Adding Guest Book and Forum to web page?

  Paul-has-more-of-a-clue...:@) 12:15 04 Feb 2005
Locked

Hi Gang,
Ho can I put a guestbook and a forum into my site?

Thaks all

PS I am developing using Netscape Composer)

  igk 19:49 05 Feb 2005

I would suggest using a third party Guestbook and Forum,just do a google search on either,most are very good and they save a lot of work especially forums as I understand that there can be legal implications so they have to be monitored/moderated 24/7.Hope this helps.

  Taran 21:46 05 Feb 2005

First you need to find out what your web host supports. Any good guestbook and forum application will require CGI/Perl or PHP to run.

You can get ASP and other languages, but the majority of web hosts run Linux/Apache web servers and most of them support either or both CGI and PHP.

Assuming you have the necessary support from your web host you can use any of the many free applications from a number of sources. Try these links to get you up and running:

CGI and Perl guestbooks: click here

CGI and Perl forums: click here

PHP guestbooks: click here

PHP forums: click here

Remotely hosted guestbooks: click here

Remotely hosted forums: click here

Note that remotely hosted applications are, as the name suggests, hosted for you on a different web server to your site. They usually cost money or, if supposedly free, they demand advertising space in return for your use of the script. This means you will have to feature whatever adverts the remote host wants to put on your pages - you don't get a choice in the matter - and you also have no control over how the remote host uses your members details for their own purposes.

Finally, guestbooks are all well and good (I never use them) but they serve little purpose on their own. Forums have their own range of headaches, not least of which is the potential minefield of anyone posting something offensive, defamatory, libellous or otherwise illegal. You are responsible for the content of your own site, so make sure you know what you are letting yourself into before allowing every man and his dog to post what they like on it.
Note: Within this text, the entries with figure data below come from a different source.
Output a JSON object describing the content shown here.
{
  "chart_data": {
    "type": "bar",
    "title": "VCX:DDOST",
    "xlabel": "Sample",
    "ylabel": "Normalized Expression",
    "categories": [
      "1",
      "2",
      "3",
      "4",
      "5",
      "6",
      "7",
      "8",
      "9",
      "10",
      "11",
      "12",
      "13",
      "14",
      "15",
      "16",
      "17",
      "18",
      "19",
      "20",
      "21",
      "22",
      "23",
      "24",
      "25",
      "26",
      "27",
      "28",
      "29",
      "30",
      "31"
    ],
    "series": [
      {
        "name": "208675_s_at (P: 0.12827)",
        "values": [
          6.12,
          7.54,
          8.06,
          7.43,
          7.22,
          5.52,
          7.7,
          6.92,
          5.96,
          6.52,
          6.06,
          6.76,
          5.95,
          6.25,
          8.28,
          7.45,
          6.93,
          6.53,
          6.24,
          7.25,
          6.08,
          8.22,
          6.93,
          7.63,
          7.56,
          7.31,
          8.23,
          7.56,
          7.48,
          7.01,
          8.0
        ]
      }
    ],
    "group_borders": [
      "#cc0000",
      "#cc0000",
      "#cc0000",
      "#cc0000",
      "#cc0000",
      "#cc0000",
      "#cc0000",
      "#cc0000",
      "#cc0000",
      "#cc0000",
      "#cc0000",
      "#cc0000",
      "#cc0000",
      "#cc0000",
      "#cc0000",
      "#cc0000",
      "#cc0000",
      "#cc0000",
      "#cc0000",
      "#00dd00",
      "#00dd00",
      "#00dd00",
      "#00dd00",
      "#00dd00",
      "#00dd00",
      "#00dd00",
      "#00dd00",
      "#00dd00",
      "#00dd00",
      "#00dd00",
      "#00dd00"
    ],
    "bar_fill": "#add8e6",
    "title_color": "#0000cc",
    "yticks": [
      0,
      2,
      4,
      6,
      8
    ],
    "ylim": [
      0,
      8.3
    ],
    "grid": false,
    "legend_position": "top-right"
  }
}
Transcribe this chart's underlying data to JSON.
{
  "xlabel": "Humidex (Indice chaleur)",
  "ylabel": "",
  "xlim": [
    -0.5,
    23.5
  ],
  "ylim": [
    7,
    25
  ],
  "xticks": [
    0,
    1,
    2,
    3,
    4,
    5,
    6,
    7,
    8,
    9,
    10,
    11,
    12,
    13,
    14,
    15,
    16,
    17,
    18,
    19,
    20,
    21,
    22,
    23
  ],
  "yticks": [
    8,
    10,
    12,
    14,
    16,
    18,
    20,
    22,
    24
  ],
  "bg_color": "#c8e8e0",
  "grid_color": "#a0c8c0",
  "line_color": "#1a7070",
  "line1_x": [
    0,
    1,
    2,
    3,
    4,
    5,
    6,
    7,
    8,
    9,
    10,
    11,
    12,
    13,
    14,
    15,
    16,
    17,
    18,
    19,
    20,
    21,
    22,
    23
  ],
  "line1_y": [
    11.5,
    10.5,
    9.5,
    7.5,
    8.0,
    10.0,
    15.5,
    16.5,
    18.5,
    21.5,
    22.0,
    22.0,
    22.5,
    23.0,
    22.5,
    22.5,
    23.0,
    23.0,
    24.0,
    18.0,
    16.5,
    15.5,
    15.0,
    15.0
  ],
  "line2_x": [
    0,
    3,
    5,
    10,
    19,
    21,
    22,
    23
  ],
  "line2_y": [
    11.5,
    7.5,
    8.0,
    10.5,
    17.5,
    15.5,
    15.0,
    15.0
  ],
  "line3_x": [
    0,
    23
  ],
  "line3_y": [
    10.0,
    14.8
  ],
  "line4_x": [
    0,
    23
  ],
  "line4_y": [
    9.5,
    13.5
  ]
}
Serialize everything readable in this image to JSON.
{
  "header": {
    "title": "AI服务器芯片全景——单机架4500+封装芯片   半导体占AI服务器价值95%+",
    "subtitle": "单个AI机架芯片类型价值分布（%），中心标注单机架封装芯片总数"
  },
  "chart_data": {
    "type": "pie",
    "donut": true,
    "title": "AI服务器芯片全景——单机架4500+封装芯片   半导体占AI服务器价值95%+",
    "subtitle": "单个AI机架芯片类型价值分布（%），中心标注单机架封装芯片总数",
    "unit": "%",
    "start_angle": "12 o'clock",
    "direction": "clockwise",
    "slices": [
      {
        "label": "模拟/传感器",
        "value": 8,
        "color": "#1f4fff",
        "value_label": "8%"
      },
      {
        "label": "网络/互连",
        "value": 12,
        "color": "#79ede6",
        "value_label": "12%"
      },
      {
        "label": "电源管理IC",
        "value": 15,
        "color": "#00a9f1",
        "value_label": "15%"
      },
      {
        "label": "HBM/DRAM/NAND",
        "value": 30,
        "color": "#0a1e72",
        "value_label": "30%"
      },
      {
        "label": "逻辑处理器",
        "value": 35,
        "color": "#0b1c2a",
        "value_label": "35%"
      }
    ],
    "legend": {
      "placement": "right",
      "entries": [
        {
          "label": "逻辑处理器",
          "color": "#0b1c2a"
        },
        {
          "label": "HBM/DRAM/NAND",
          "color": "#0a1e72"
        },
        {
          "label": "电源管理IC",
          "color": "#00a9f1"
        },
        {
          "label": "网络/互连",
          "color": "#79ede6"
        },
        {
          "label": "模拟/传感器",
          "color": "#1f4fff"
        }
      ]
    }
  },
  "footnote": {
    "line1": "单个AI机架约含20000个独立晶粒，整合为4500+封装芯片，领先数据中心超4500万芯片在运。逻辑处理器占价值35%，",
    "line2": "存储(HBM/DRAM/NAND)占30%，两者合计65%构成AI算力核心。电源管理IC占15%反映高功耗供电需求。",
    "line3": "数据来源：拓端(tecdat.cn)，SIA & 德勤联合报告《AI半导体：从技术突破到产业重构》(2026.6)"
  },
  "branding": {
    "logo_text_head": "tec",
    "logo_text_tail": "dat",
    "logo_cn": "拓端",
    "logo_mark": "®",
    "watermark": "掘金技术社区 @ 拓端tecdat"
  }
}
A good forum depends on the people who frequent it as well as the people who run it. Nothing looks quite as sad as a forum with half a dozen registered members and no regular traffic, so think on it long and hard before taking the plunge. If your site enjoys a healthy volume of traffic it may benefit from a discussion board. If your site has relatively few visitors a discussion board on its own is not going to attract more in. Content does that.

  Paul-has-more-of-a-clue...:@) 18:54 07 Feb 2005

Ironically I have already set up what 'forum member' suggests, but glad of the advice on forums...

Just have to work out best way of getting my site ....OUT THERE and SEEN...:@)

  MegaManExtreme2005 22:16 07 Feb 2005

I'm about to build my site shortly and i need to know the HTML behind forums.

  Taran 01:07 08 Feb 2005

You may be better off starting a new thread if you want to chase a specific issue.

To answer your question, in brief at least, the pages that make up a forum are HTML. Almost all web pages you see are HTML of one sort or another (I am including XHTML in the HTML bracket). Some pages are XML but let's not go down that road just yet.

Forums usually run on a dynamic basis, which means they read the page content from a database and write to it when you or I post replies to threads. The dynamic web language used is processed by the web server which then spits out the web page as HTML to the browser that requested it.

You can get some forums that run using writeable text files instead of a fully blown database but they are pretty clumsy by comparison.

Try some of the links I posted above for some general information - HTML on its own though is static and is unable to produce a fully fledged forum system.